Ishida House, Matsudo

It's a weekend! I got to sleep in today, although I really shouldn't have. After I got up and ate, I commandeered the family's internet for a few hours. I set up the journal website so that it doesn't look quite so naked anymore, and added in the journal I kept two years ago. I even got a chance to video chat with mom, Clay and Bill to introduce them to the Ishida family.

After that, Yuto, Naoto and I went outside to play hacky-sack. Despite Mayuko and a few friends doing their best to get their heads knocked off (by randomly running, biking even, through the circle), we had fun. Once Naota understood the goal, he didn't want to go inside until we pulled off another double hack. We stayed out there for at least an hour.

While we were playing, at about 5:00 I heard a loudspeaker play some music through the neighborhood. I asked what it was, and Naota explained that it meant that children's playtime was over. They've got a communal playtime, I was wondering why there were so many other kids running around.

We had dinner, tempura, and afterwards Yokoo-sensei (my old host mother) came over and we all walked to Kita-Kogane for the festival. I took lots of pictures with my fancy phone, but most of them are kinda dark without any flash. I even took a few movies. Once I figure out how to get them onto my computer, I'll upload them.

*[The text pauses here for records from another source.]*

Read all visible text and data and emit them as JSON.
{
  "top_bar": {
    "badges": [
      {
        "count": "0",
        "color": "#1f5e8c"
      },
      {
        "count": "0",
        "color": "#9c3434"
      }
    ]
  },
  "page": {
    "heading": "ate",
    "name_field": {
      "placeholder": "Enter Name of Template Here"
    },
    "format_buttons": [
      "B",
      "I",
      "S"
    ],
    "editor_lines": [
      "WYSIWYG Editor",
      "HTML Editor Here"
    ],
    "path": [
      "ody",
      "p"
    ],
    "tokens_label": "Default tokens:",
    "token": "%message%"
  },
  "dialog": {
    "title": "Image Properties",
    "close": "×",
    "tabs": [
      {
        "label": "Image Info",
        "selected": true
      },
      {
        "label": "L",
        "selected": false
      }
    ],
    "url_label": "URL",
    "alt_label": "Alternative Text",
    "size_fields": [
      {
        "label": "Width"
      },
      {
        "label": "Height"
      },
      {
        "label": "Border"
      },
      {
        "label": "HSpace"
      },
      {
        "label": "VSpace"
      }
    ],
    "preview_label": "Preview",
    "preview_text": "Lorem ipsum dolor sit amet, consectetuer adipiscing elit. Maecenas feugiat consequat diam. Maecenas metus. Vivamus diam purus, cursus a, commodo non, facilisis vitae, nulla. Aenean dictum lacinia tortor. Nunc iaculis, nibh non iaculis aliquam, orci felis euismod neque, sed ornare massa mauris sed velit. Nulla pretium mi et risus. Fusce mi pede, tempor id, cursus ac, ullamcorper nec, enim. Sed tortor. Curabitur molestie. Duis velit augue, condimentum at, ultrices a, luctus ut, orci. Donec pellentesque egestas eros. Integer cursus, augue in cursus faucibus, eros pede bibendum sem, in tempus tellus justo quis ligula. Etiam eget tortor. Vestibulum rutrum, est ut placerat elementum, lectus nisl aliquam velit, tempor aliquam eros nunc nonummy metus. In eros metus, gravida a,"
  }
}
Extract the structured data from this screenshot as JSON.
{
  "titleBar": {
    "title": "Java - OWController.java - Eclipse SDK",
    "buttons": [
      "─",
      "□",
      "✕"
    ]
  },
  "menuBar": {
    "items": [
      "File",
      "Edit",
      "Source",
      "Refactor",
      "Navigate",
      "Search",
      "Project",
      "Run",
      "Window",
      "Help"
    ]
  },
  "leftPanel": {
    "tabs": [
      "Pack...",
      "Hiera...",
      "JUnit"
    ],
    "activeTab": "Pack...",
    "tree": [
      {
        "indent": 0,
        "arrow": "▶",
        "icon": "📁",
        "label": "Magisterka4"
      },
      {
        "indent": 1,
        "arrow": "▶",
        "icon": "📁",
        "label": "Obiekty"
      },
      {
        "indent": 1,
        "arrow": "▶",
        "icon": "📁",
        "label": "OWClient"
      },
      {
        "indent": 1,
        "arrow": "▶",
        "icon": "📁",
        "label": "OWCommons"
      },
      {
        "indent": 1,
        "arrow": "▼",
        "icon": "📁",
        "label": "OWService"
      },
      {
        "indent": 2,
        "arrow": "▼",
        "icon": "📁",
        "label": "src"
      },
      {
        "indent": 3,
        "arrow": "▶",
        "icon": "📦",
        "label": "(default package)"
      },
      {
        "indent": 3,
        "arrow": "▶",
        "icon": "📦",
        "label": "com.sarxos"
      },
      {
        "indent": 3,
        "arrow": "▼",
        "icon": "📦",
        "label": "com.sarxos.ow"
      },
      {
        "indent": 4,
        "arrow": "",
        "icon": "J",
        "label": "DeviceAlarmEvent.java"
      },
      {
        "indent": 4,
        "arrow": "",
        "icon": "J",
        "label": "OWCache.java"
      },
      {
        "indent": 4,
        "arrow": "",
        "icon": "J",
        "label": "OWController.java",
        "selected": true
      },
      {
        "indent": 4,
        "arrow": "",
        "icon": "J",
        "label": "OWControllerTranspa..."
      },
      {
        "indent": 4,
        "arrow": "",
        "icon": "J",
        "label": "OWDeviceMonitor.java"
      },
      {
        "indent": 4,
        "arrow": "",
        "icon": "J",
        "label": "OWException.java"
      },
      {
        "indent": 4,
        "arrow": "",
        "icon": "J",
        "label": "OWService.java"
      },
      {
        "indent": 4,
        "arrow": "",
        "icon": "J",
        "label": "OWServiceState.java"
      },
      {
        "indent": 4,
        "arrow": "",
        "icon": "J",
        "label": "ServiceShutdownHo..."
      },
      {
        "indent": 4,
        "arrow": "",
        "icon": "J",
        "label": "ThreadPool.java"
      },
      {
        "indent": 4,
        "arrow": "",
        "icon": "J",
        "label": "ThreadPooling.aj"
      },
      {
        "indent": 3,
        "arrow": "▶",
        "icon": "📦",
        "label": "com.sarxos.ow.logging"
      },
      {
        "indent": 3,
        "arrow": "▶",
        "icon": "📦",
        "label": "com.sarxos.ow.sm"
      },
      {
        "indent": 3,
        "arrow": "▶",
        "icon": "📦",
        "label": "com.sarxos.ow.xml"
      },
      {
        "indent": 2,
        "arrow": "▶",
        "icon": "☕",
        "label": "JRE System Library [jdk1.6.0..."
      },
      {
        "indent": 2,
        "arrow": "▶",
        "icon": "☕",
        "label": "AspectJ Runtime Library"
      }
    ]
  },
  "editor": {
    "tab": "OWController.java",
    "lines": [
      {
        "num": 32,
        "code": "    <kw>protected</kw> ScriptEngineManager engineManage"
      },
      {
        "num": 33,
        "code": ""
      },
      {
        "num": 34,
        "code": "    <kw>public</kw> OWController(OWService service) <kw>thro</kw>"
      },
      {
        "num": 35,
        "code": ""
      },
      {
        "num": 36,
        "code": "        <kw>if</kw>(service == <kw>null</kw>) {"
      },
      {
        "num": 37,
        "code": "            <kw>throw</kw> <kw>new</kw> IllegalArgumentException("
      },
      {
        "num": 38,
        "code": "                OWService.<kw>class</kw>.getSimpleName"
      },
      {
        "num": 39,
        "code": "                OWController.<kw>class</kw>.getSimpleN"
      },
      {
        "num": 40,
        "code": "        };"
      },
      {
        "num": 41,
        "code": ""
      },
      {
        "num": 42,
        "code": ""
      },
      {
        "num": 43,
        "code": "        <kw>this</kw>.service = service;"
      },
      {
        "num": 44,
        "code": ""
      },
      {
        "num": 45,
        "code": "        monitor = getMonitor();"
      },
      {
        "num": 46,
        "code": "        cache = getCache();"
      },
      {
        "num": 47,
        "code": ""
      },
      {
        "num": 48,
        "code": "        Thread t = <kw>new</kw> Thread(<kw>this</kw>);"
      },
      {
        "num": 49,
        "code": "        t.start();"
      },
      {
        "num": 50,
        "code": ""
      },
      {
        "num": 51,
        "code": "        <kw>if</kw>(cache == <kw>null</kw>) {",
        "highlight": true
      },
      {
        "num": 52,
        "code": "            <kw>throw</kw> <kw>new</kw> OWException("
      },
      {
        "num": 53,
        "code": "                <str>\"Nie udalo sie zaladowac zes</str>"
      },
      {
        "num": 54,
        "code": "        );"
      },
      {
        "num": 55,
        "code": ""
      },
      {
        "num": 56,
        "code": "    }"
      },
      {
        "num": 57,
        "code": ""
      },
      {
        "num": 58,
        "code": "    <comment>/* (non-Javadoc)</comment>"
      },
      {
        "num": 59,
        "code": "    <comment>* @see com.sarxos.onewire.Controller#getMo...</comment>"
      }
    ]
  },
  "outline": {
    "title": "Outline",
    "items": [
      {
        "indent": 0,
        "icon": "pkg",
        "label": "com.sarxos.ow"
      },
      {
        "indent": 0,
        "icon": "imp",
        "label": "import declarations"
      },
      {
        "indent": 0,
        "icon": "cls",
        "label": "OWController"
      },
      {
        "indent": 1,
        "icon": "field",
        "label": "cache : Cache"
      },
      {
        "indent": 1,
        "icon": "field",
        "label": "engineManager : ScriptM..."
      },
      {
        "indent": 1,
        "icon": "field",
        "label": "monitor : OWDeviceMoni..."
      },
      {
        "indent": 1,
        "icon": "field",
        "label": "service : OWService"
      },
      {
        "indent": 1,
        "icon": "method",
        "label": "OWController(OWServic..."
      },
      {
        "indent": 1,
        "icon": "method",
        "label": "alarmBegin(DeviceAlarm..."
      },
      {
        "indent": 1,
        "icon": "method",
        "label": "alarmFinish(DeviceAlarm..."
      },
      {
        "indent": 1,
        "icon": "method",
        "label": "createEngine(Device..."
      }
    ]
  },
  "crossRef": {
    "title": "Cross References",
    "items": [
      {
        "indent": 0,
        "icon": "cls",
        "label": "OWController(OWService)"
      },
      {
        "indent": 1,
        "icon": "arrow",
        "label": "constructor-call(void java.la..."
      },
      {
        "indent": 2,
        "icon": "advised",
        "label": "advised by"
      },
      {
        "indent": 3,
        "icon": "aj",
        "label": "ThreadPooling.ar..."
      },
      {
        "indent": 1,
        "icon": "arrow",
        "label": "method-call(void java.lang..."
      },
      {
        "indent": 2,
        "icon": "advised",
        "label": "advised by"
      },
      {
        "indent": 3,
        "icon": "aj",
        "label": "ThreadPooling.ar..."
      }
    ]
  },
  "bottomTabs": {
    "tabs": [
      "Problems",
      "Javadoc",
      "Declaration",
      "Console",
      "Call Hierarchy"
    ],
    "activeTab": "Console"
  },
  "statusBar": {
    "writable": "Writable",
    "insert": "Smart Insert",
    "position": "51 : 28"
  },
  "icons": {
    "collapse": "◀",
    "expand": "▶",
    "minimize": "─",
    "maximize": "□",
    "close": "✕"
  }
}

After we got back home, somehow classical music came up in conversation. I couldn't remember what the piece I was thinking of was, so I pulled out my Nodame Cantabile game and showed them (it was Carmen Fantasy, by Sarasate). All of them like classical music to some degree, and the kids were especially interested in the game. Great fun.

One of the most striking things I remember about being in Japan is the rate at which you learn the language. Having been here a week, I can affirm that the head rush is even more ludicrous than I remember. I'm just hearing so much, all the time, that it's impossible not to understand some of it. The weird thing is that I'm understanding more and more of it. The more I know, the faster I learn, so the data flow is growing exponentially. I've had to remind myself that something I was listening to was in Japanese, because I understood it so fluidly. I'm actually constructing sentences in real time, even though I hardly spoke Japanese at all the last time I was here. I find myself participating in conversations instead of just observing them. This is awesome. The task of learning an entirely new language is seeming far less daunting than it did a week ago.